British Prime Minister Boris Johnson is set to bring back pounds and ounces in shops to mark the Queen’s Platinum Jubilee. Ministers are preparing to consult on how to further incorporate imperial measurements in Britain after Brexit, with the prime minister reportedly keen to announce the move on Friday to coincide with the Jubilee. But the move has faced criticism from the Conservative backbenches with one calling the idea “a nonsense”.

Colombia: Leftist and right-wing populist go to second round

The early vote count in Sunday’s six-way presidential election in Colombia pointed toward a runoff in June, with leftist former rebel Gustavo Petro leading in a ballot held amid growing discontent over increasing inequality and inflation. Petro, a senator and front-runner throughout the campaign, had just over 40.33% of votes and was trailed by populist businessman Rodolfo Hernandez, who had almost 28.14%, with more than 97% of ballots tallied. A Petro win would add to a series of leftist political victories in Latin America as people seek change at a time of dissatisfaction with the economic situation. Chile, Peru and Honduras elected leftist presidents in 2021, and in Brazil, former President Luiz Inácio Lula da Silva is leading the polls for this year’s presidential election. Mexico elected a leftist president in 2018.

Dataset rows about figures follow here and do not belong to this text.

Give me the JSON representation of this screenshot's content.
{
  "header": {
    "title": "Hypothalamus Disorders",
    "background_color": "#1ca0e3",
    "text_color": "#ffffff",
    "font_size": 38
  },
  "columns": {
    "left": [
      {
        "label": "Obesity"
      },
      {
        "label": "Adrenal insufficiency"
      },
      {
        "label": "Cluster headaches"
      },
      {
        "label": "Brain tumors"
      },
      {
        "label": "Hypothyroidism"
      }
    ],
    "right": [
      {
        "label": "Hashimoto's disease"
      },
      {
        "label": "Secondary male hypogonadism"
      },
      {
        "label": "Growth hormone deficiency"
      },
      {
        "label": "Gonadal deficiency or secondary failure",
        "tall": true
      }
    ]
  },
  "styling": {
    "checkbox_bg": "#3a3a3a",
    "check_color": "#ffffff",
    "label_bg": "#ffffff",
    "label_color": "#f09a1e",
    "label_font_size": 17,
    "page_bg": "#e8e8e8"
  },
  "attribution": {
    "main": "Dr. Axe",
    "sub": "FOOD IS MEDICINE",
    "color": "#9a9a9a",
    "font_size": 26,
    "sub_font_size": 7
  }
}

Kalush Orchestra Sells Eurovision Trophy For $900,000

Kalush Orchestra, the Ukrainian band that took home the Eurovision trophy in this year’s songwriting competition earlier in May, has auctioned off the crystal microphone to buy drones for their country’s army as it fights against Russia’s invasion. The band wanted to auction off their Eurovision trophy for one million euros and use the funds to purchase a set of three PD-2 drones.

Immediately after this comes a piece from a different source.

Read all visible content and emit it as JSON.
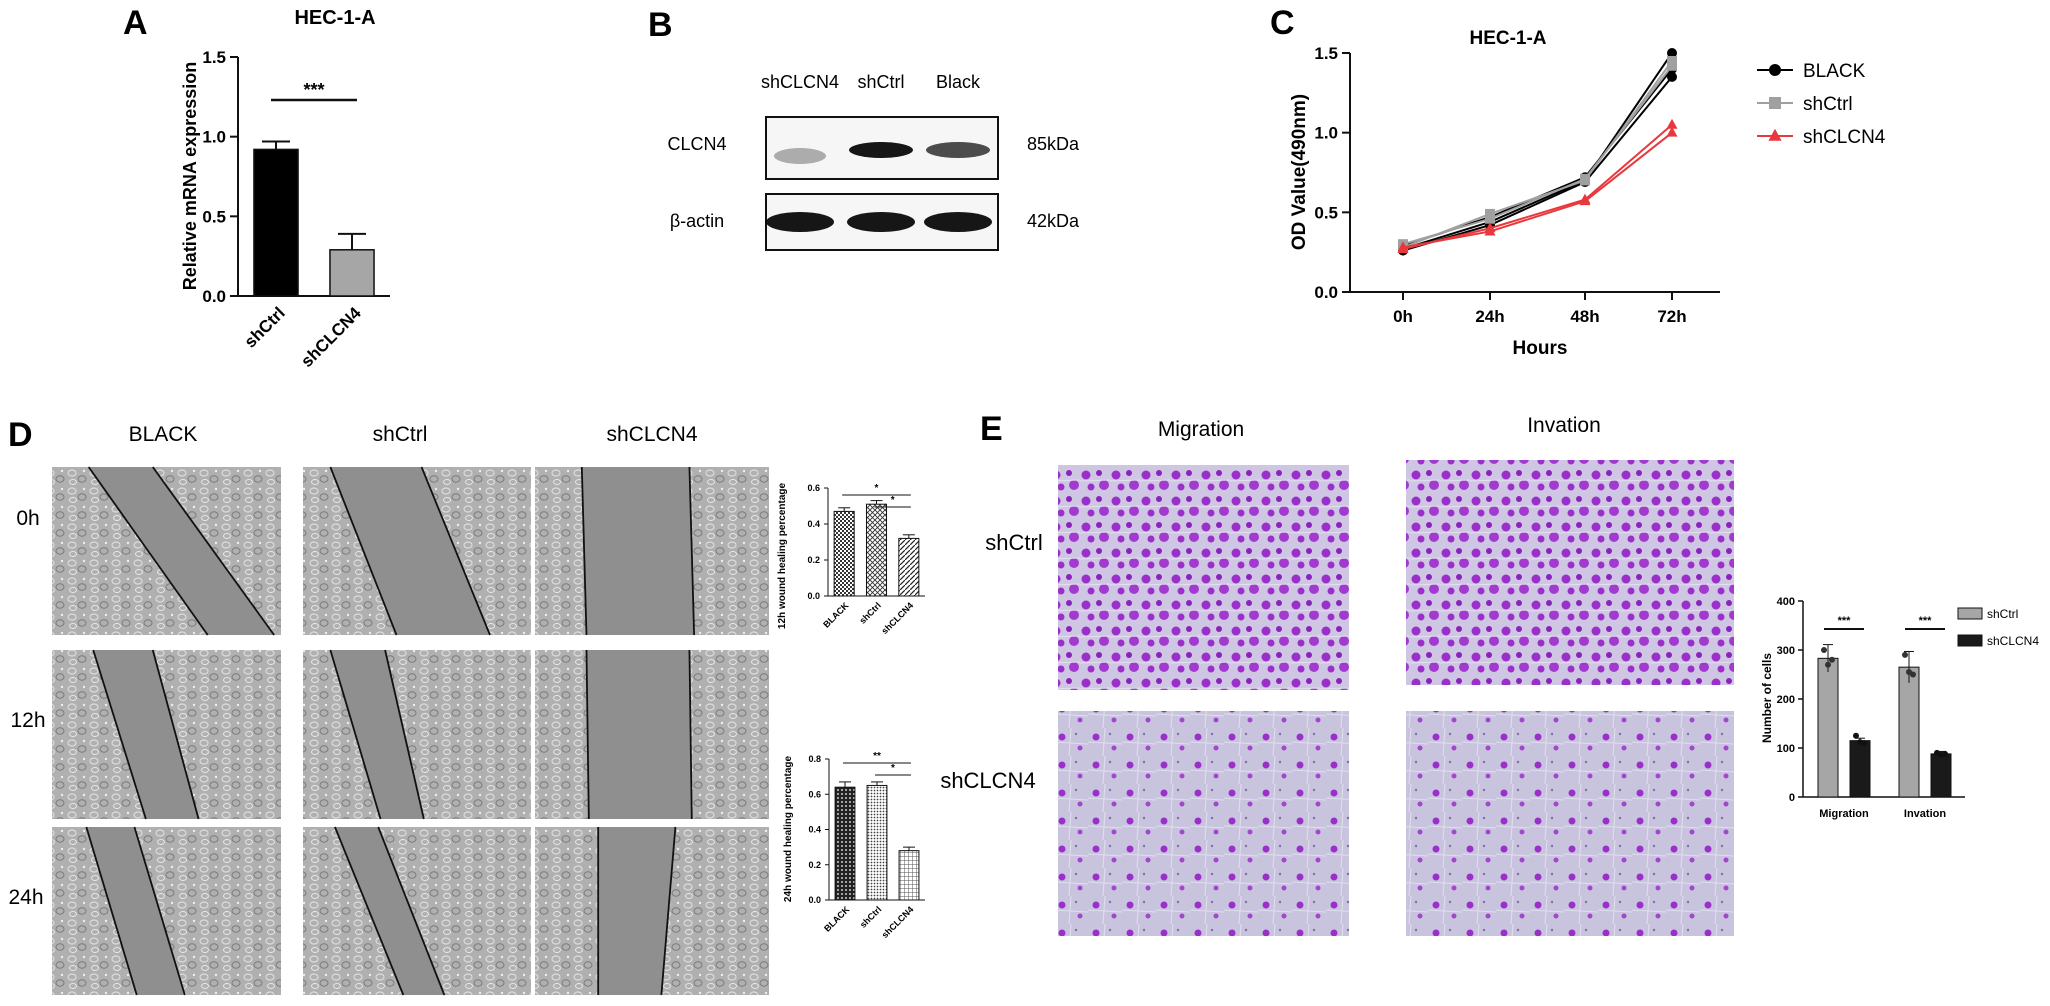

‘Top Gun: Maverick’ nets box office records with $151 million

Tom Cruise earned the biggest movie launch of his career with “Top Gun: Maverick”, bringing in a projected $151 million at the box office during Memorial Day weekend. The Paramount film, which was delayed multiple times due to the coronavirus pandemic, now holds the record for the second-best Memorial Day opening of all time behind Johnny Depp’s “Pirates of the Caribbean: At World’s End”, which earned $153 million when it was released in 2007. Global totals were also expected to exceed $275 million despite not playing in either China or Russia, according to ‘The Hollywood Reporter’.

Hundreds of flight cancelations in US

Tens of thousands people in the US had their Memorial Day weekend plans come to a screeching halt after weather disruptions and staffing issues forced airlines to cancel hundreds of flights and delay thousands more. On Sunday, 403 flights within, into, or out of the country were cancelled, according to the flight tracking site Flight Aware.